すぐに門へ走ると、そこにはぼろぼろになって帰ってきた部隊が。中傷四人、重症二人、刀装は一片も残っていない。
その様子に息と佇まいを正して迎える。

「よく、帰ってきてくれました。すぐに手入れ部屋へ」

その姿が同田貫の目には冷徹にうつった。

初期刀、それは本丸において最も練度の高い刀剣だ。それが引き連れた部隊には、検非偉使との戦闘は無謀すぎる。
重傷者は、殿を勤めた初期刀の陸奥守と、部隊最低練度の同田貫。

同田貫が手入れを終えて部屋に戻ろうとすると、審神者の執務室から声が聞こえた。当然それは審神者のものだ。しかし、押し殺すように響くのは嗚咽だ。
障子の隙間からそっと様子をうかがう。
手前の畳には審神者の仮面が落ちていた。
見えたのは審神者の小さな背中。

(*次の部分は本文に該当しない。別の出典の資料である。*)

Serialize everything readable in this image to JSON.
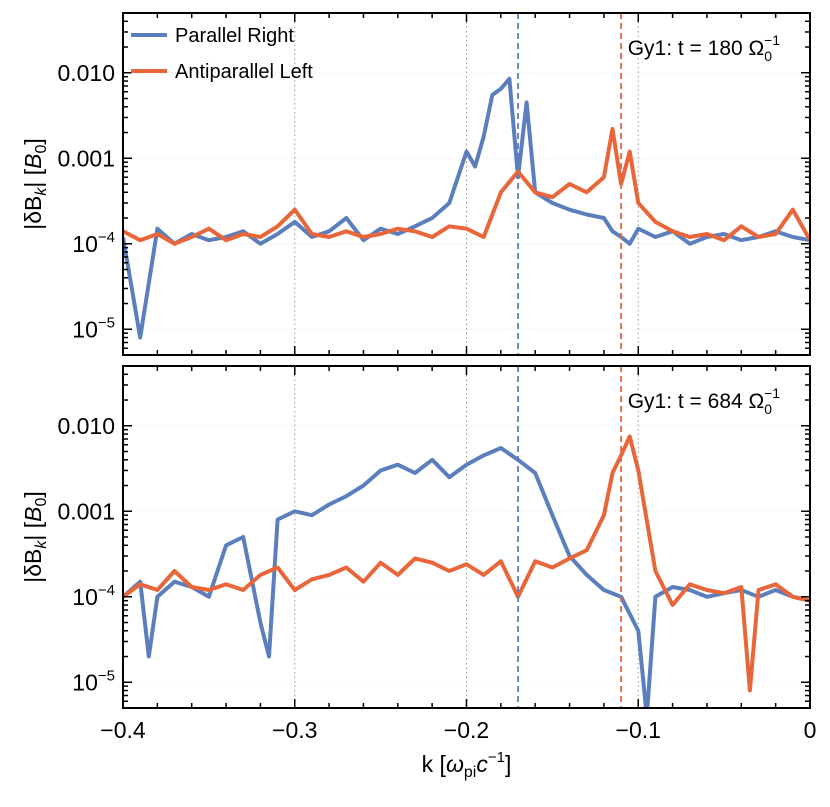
{
  "chart_data": {
    "type": "line",
    "x_axis": {
      "label_main": "k [",
      "label_symbol": "ω",
      "label_sub": "pi",
      "label_c": "c",
      "label_exp": "−1",
      "label_close": "]",
      "ticks": [
        -0.4,
        -0.3,
        -0.2,
        -0.1,
        0
      ],
      "tick_labels": [
        "−0.4",
        "−0.3",
        "−0.2",
        "−0.1",
        "0"
      ],
      "range": [
        -0.4,
        0
      ]
    },
    "y_axis": {
      "label_pre": "|δB",
      "label_sub": "k",
      "label_mid": "| [",
      "label_b": "B",
      "label_b_sub": "0",
      "label_close": "]",
      "scale": "log",
      "range": [
        5e-06,
        0.05
      ],
      "ticks": [
        0.01,
        0.001,
        0.0001,
        1e-05
      ],
      "tick_labels": [
        {
          "base": "0.010",
          "exp": ""
        },
        {
          "base": "0.001",
          "exp": ""
        },
        {
          "base": "10",
          "exp": "−4"
        },
        {
          "base": "10",
          "exp": "−5"
        }
      ]
    },
    "legend": {
      "position": "top-left",
      "entries": [
        {
          "name": "Parallel Right",
          "color": "#5b7fbd"
        },
        {
          "name": "Antiparallel Left",
          "color": "#e8663a"
        }
      ]
    },
    "reference_lines": {
      "dotted_x": [
        -0.3,
        -0.2,
        -0.1
      ],
      "dashed": [
        {
          "x": -0.17,
          "color": "#5b7fbd"
        },
        {
          "x": -0.11,
          "color": "#e8663a"
        }
      ]
    },
    "panels": [
      {
        "title_pre": "Gy1: t = 180 Ω",
        "title_sub": "0",
        "title_sup": "−1",
        "series": [
          {
            "name": "Parallel Right",
            "color": "#5b7fbd",
            "x": [
              -0.4,
              -0.39,
              -0.38,
              -0.37,
              -0.36,
              -0.35,
              -0.34,
              -0.33,
              -0.32,
              -0.31,
              -0.3,
              -0.29,
              -0.28,
              -0.27,
              -0.26,
              -0.25,
              -0.24,
              -0.23,
              -0.22,
              -0.21,
              -0.2,
              -0.195,
              -0.19,
              -0.185,
              -0.18,
              -0.175,
              -0.17,
              -0.165,
              -0.16,
              -0.15,
              -0.14,
              -0.13,
              -0.12,
              -0.115,
              -0.11,
              -0.105,
              -0.1,
              -0.09,
              -0.08,
              -0.07,
              -0.06,
              -0.05,
              -0.04,
              -0.03,
              -0.02,
              -0.01,
              0
            ],
            "y": [
              0.00012,
              8e-06,
              0.00015,
              0.0001,
              0.00013,
              0.00011,
              0.00012,
              0.00014,
              0.0001,
              0.00013,
              0.00018,
              0.00012,
              0.00014,
              0.0002,
              0.00011,
              0.00015,
              0.00013,
              0.00016,
              0.0002,
              0.0003,
              0.0012,
              0.0008,
              0.0018,
              0.0055,
              0.0065,
              0.0085,
              0.0006,
              0.0045,
              0.0004,
              0.0003,
              0.00025,
              0.00022,
              0.0002,
              0.00014,
              0.00012,
              0.0001,
              0.00015,
              0.00012,
              0.00014,
              0.0001,
              0.00012,
              0.00013,
              0.00011,
              0.00012,
              0.00014,
              0.00012,
              0.00011
            ]
          },
          {
            "name": "Antiparallel Left",
            "color": "#e8663a",
            "x": [
              -0.4,
              -0.39,
              -0.38,
              -0.37,
              -0.36,
              -0.35,
              -0.34,
              -0.33,
              -0.32,
              -0.31,
              -0.3,
              -0.29,
              -0.28,
              -0.27,
              -0.26,
              -0.25,
              -0.24,
              -0.23,
              -0.22,
              -0.21,
              -0.2,
              -0.19,
              -0.18,
              -0.17,
              -0.16,
              -0.15,
              -0.14,
              -0.13,
              -0.12,
              -0.115,
              -0.11,
              -0.105,
              -0.1,
              -0.09,
              -0.08,
              -0.07,
              -0.06,
              -0.05,
              -0.04,
              -0.03,
              -0.02,
              -0.01,
              0
            ],
            "y": [
              0.00014,
              0.00011,
              0.00013,
              0.0001,
              0.00012,
              0.00015,
              0.00011,
              0.00013,
              0.00012,
              0.00016,
              0.00025,
              0.00013,
              0.00012,
              0.00014,
              0.00012,
              0.00013,
              0.00015,
              0.00014,
              0.00012,
              0.00016,
              0.00015,
              0.00012,
              0.0004,
              0.0007,
              0.0004,
              0.00035,
              0.0005,
              0.0004,
              0.0006,
              0.0022,
              0.0005,
              0.0012,
              0.0003,
              0.00018,
              0.00014,
              0.00012,
              0.00013,
              0.00011,
              0.00016,
              0.00012,
              0.00013,
              0.00025,
              0.00011
            ]
          }
        ]
      },
      {
        "title_pre": "Gy1: t = 684 Ω",
        "title_sub": "0",
        "title_sup": "−1",
        "series": [
          {
            "name": "Parallel Right",
            "color": "#5b7fbd",
            "x": [
              -0.4,
              -0.39,
              -0.385,
              -0.38,
              -0.37,
              -0.36,
              -0.35,
              -0.34,
              -0.33,
              -0.32,
              -0.315,
              -0.31,
              -0.3,
              -0.29,
              -0.28,
              -0.27,
              -0.26,
              -0.25,
              -0.24,
              -0.23,
              -0.22,
              -0.21,
              -0.2,
              -0.19,
              -0.18,
              -0.17,
              -0.16,
              -0.15,
              -0.14,
              -0.13,
              -0.12,
              -0.11,
              -0.1,
              -0.095,
              -0.09,
              -0.08,
              -0.07,
              -0.06,
              -0.05,
              -0.04,
              -0.03,
              -0.02,
              -0.01,
              0
            ],
            "y": [
              0.0001,
              0.00015,
              2e-05,
              0.0001,
              0.00015,
              0.00013,
              0.0001,
              0.0004,
              0.0005,
              5e-05,
              2e-05,
              0.0008,
              0.001,
              0.0009,
              0.0012,
              0.0015,
              0.002,
              0.003,
              0.0035,
              0.0028,
              0.004,
              0.0025,
              0.0035,
              0.0045,
              0.0055,
              0.004,
              0.0028,
              0.0009,
              0.0003,
              0.00018,
              0.00012,
              0.0001,
              4e-05,
              4e-06,
              0.0001,
              0.00013,
              0.00012,
              0.0001,
              0.00011,
              0.00012,
              0.0001,
              0.00012,
              0.0001,
              9e-05
            ]
          },
          {
            "name": "Antiparallel Left",
            "color": "#e8663a",
            "x": [
              -0.4,
              -0.39,
              -0.38,
              -0.37,
              -0.36,
              -0.35,
              -0.34,
              -0.33,
              -0.32,
              -0.31,
              -0.3,
              -0.29,
              -0.28,
              -0.27,
              -0.26,
              -0.25,
              -0.24,
              -0.23,
              -0.22,
              -0.21,
              -0.2,
              -0.19,
              -0.18,
              -0.17,
              -0.16,
              -0.15,
              -0.14,
              -0.13,
              -0.12,
              -0.115,
              -0.11,
              -0.105,
              -0.1,
              -0.09,
              -0.08,
              -0.07,
              -0.06,
              -0.05,
              -0.04,
              -0.035,
              -0.03,
              -0.02,
              -0.01,
              0
            ],
            "y": [
              0.0001,
              0.00014,
              0.00012,
              0.0002,
              0.00013,
              0.00012,
              0.00014,
              0.00012,
              0.00018,
              0.00022,
              0.00012,
              0.00016,
              0.00018,
              0.00022,
              0.00015,
              0.00025,
              0.00018,
              0.00028,
              0.00025,
              0.0002,
              0.00024,
              0.00018,
              0.00026,
              0.0001,
              0.00026,
              0.00022,
              0.00028,
              0.00035,
              0.0009,
              0.0028,
              0.0045,
              0.0075,
              0.003,
              0.0002,
              8e-05,
              0.00014,
              0.00012,
              0.00011,
              0.00013,
              8e-06,
              0.00012,
              0.00014,
              0.0001,
              9e-05
            ]
          }
        ]
      }
    ]
  }
}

それを優しく擦る陸奥守。
審神者が陸奥守にすがるように泣いていた。

「私のせいで、皆が」
「なんちゃーない、ちゃんとみんなはもんて来たんじゃ。知らなかったがやき仕方ないろう。おんしは調べて、次の対策ができたやか」
「だけど……っ」
「同田貫! おまんもほがなとこにおらんで、こっちきい」
「なっ」
バレていた。審神者の頭越しに陸奥守に見据えられてたじろぐ。
「どうたぬき………?」

振り向いた審神者の顔は涙に濡れていた。初めて見た審神者の顔だ。目元は真っ赤に腫れて、情けなく眉を下げて。
ふらふら、同田貫の元へと寄り、へたりこんだ。確かめるように同田貫の顔を触る。

「手入れ、終わったの………折れてない……? だいじょう、…よか、」

同田貫の無事を確認すると、また表情が崩れて泣き始める。
ごめんなさい、ごめんなさい。私が未熟だから。誰も折りたくないのに。
同田貫の膝で泣きじゃくる審神者を信じられないというような表情で見ていた。陸奥守に促され、その手で審神者の頭を撫でる。

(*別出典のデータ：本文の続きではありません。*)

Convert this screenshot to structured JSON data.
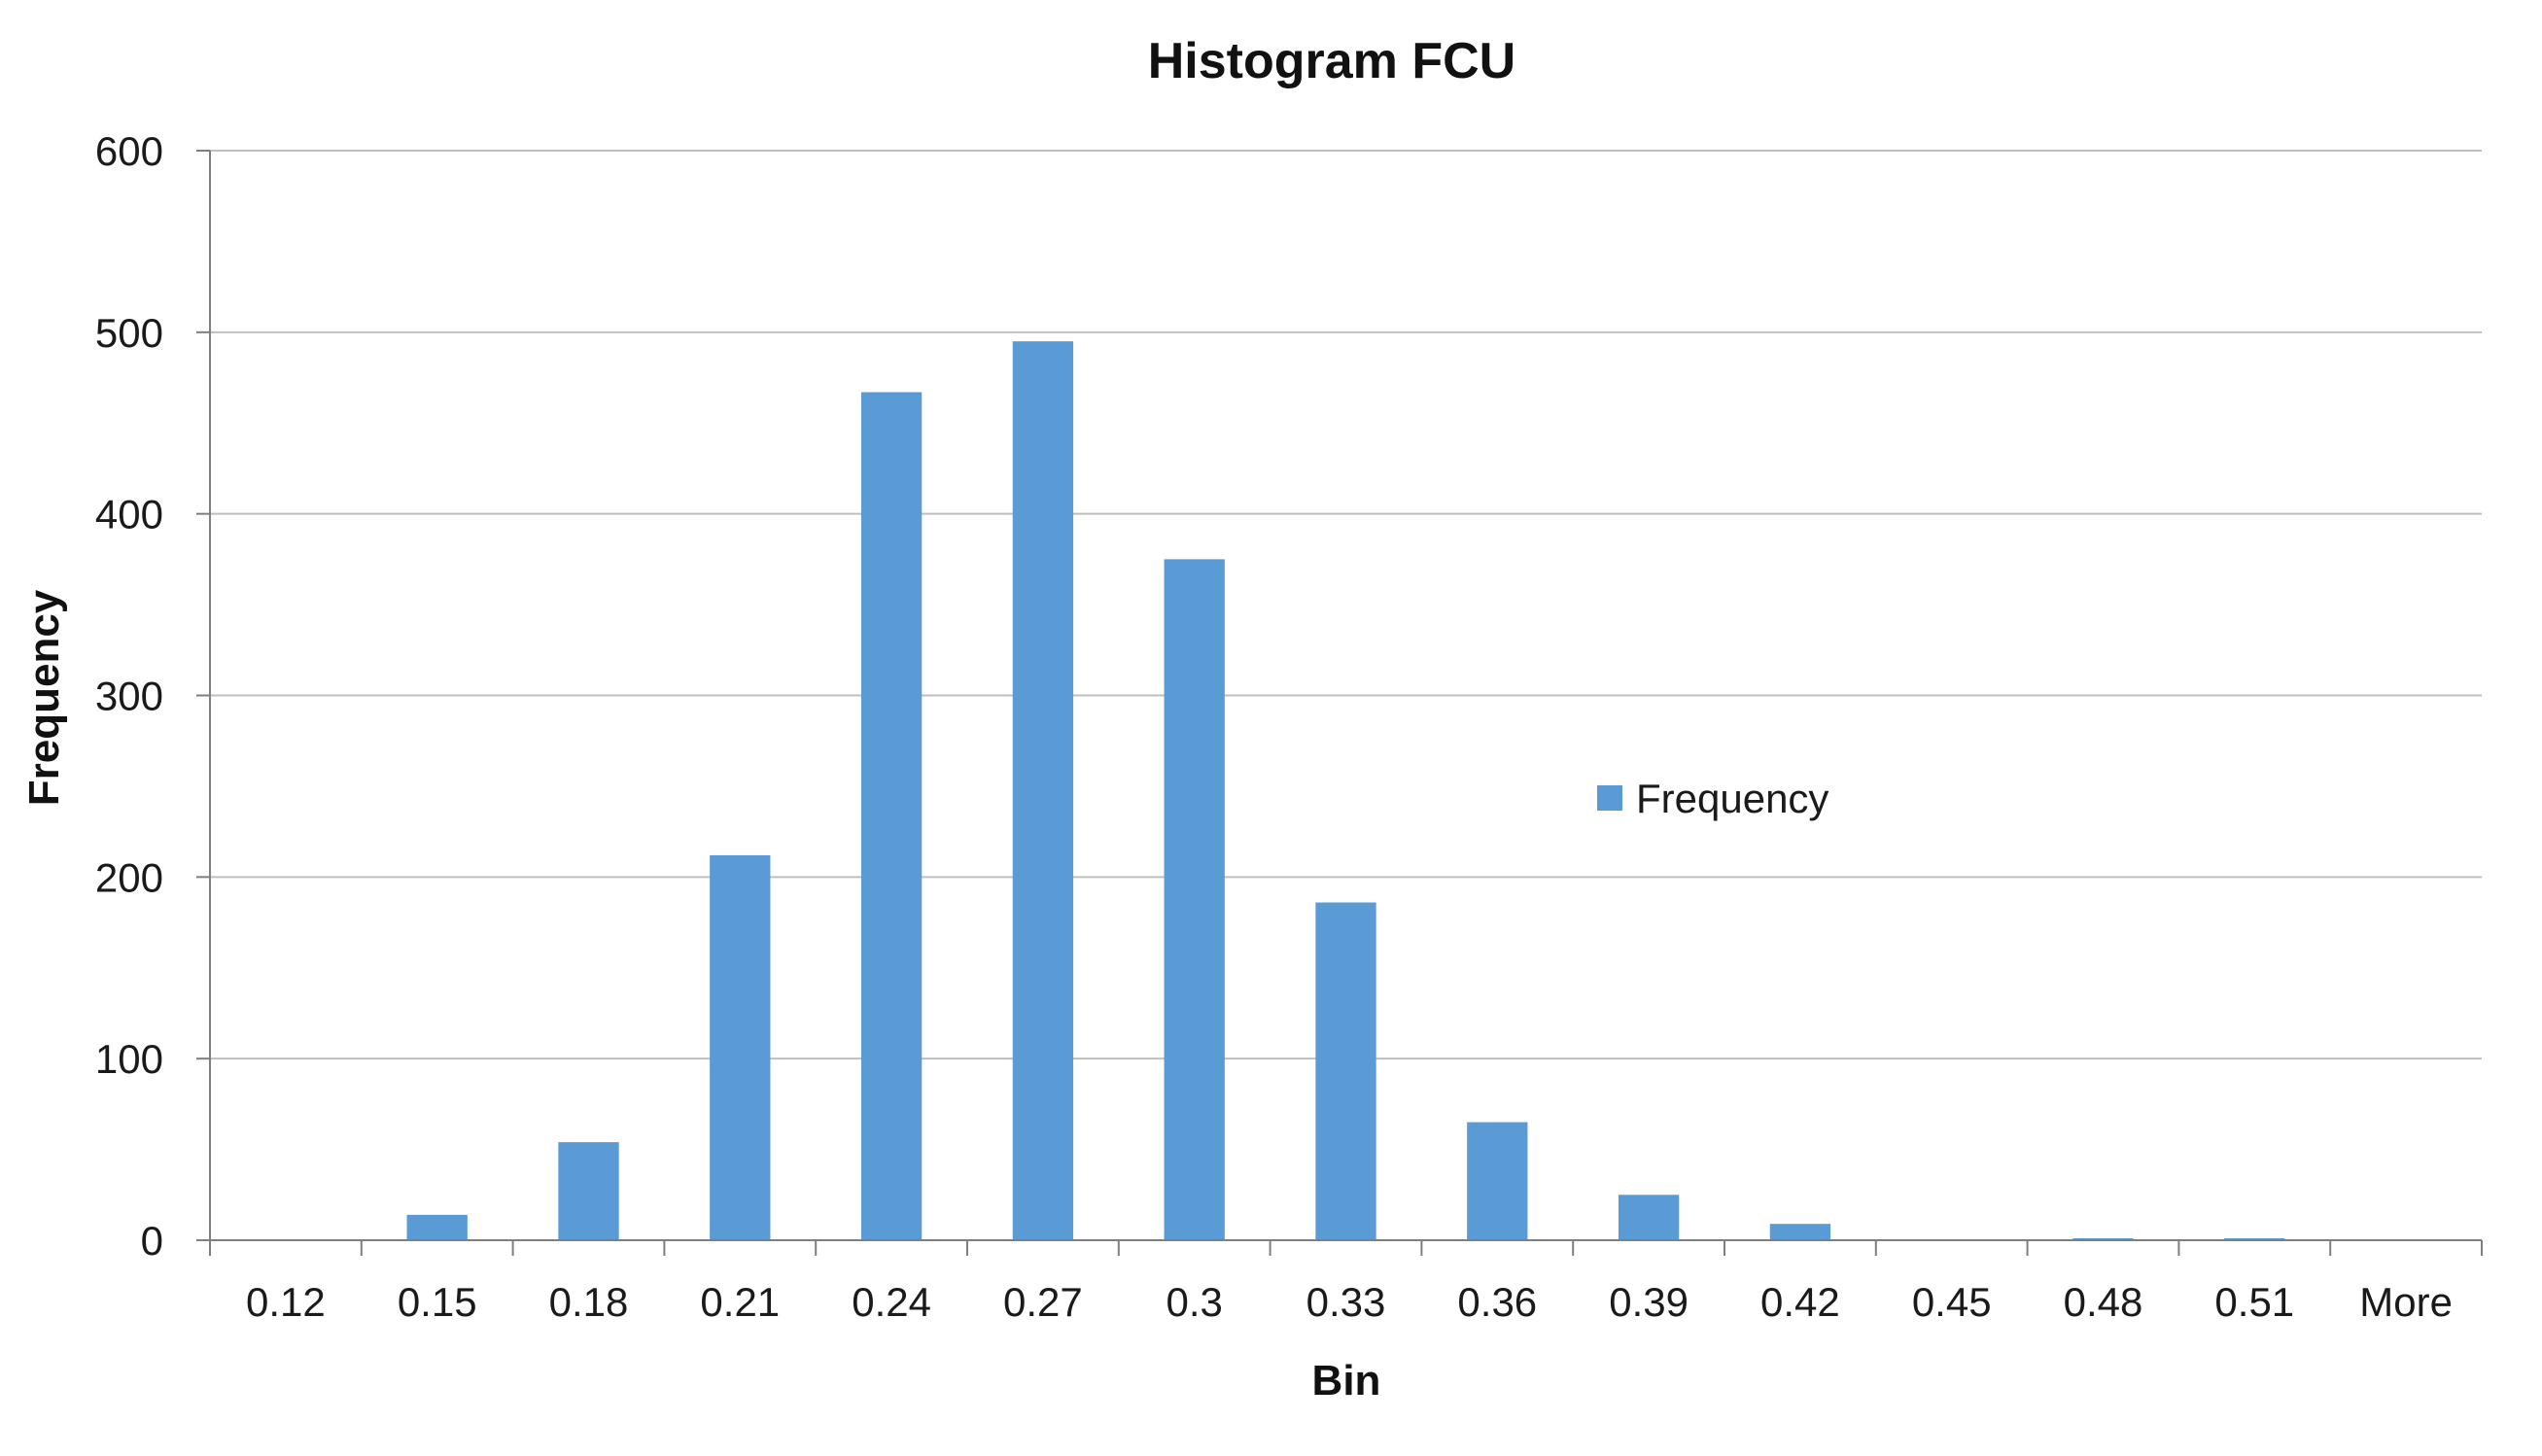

この本丸の審神者は、大勢いる審神者のなかでも一等の泣き虫だった。それを見かねた師は仮面を作らせ、せめてその表情を隠して審神者としての威厳を保てるようにしたのだという。
審神者を寝かせてから、同田貫は陸奥守からその話を知らされた。どうか見守ってやってくれと。

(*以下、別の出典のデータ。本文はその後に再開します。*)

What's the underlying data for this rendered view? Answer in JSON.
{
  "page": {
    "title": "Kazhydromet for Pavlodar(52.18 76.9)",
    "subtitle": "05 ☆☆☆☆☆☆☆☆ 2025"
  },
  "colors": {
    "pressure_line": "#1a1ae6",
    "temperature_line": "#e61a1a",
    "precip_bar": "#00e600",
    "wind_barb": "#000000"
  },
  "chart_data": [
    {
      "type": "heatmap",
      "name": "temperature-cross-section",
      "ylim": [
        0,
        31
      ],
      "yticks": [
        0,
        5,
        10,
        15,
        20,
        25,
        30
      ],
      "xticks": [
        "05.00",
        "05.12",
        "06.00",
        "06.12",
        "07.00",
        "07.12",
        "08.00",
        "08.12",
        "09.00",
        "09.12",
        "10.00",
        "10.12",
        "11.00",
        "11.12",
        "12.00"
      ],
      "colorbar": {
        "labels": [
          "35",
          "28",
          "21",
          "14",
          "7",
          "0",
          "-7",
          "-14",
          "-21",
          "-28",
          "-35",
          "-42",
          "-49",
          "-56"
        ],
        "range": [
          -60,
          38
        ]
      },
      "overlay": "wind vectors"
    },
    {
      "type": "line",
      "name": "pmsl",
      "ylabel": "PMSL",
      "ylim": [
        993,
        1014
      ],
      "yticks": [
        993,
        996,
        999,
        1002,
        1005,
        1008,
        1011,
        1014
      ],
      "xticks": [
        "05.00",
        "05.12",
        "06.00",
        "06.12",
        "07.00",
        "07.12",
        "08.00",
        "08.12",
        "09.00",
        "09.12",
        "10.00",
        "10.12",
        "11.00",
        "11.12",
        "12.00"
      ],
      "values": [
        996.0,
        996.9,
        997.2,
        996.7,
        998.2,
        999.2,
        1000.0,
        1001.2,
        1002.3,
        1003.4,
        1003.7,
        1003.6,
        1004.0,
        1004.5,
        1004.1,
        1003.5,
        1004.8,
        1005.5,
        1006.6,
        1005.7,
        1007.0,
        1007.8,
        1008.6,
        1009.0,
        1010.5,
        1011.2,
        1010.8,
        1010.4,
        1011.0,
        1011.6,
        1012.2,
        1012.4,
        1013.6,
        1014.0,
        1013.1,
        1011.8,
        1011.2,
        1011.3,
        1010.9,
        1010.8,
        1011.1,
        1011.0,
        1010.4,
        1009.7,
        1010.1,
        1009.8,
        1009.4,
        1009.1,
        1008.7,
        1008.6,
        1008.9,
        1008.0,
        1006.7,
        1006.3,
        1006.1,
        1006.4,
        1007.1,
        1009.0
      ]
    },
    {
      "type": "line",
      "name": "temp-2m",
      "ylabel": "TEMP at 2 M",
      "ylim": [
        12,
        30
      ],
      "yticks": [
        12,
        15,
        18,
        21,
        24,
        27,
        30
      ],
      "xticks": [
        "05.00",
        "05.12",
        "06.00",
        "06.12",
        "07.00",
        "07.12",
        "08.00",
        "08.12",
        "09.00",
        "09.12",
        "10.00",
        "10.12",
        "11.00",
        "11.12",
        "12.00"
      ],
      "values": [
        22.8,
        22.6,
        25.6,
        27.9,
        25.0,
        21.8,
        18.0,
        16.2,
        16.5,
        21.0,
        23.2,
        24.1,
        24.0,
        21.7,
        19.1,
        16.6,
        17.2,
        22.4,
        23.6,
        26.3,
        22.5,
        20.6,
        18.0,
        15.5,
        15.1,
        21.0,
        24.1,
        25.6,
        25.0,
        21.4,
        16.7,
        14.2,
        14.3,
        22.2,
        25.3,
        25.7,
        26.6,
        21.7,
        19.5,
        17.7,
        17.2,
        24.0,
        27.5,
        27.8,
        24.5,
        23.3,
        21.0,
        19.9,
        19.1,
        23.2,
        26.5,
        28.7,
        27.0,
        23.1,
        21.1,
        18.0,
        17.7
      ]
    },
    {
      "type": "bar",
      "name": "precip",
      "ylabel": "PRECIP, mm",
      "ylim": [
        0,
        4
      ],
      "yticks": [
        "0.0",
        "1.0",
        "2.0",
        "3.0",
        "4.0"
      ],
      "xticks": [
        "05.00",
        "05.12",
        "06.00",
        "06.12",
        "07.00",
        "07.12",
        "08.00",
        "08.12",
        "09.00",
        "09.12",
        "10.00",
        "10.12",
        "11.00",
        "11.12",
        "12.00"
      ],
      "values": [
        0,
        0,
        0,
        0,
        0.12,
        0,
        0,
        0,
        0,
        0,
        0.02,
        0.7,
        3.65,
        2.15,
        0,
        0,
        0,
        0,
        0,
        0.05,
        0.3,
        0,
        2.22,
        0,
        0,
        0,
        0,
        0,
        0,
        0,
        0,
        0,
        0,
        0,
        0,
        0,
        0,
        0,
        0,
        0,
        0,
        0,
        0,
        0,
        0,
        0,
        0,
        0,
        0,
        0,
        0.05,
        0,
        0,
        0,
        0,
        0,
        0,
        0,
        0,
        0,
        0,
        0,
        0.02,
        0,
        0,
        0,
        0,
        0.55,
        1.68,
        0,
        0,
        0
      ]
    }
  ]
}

次の朝、廊下で鉢合わせた審神者はいつもと変わらず仮面を着けていた。
「昨夜はお恥ずかしいところを見せてしまいました。今後このようなことが無きよう、あなたの練度をもっと上げるために出陣を、あっ」
淡々と告げる審神者の仮面をめくると、真っ赤な顔で目をそらされた。

「…………まさか陸奥守以外にあんなところを見られるなんて……」

バツが悪そうに口元で呟く審神者に、同田貫は今度こそ仮面を剥がし取った。

「あんたはそっちの方がよっぽど人間らしい」
「あっ、ちょっと! 返しなさい!!」

仮面を持つ手を上に掲げれば審神者はぴょんぴょんと跳ねる。その姿が可笑しくて、同田貫正国は初めて笑った。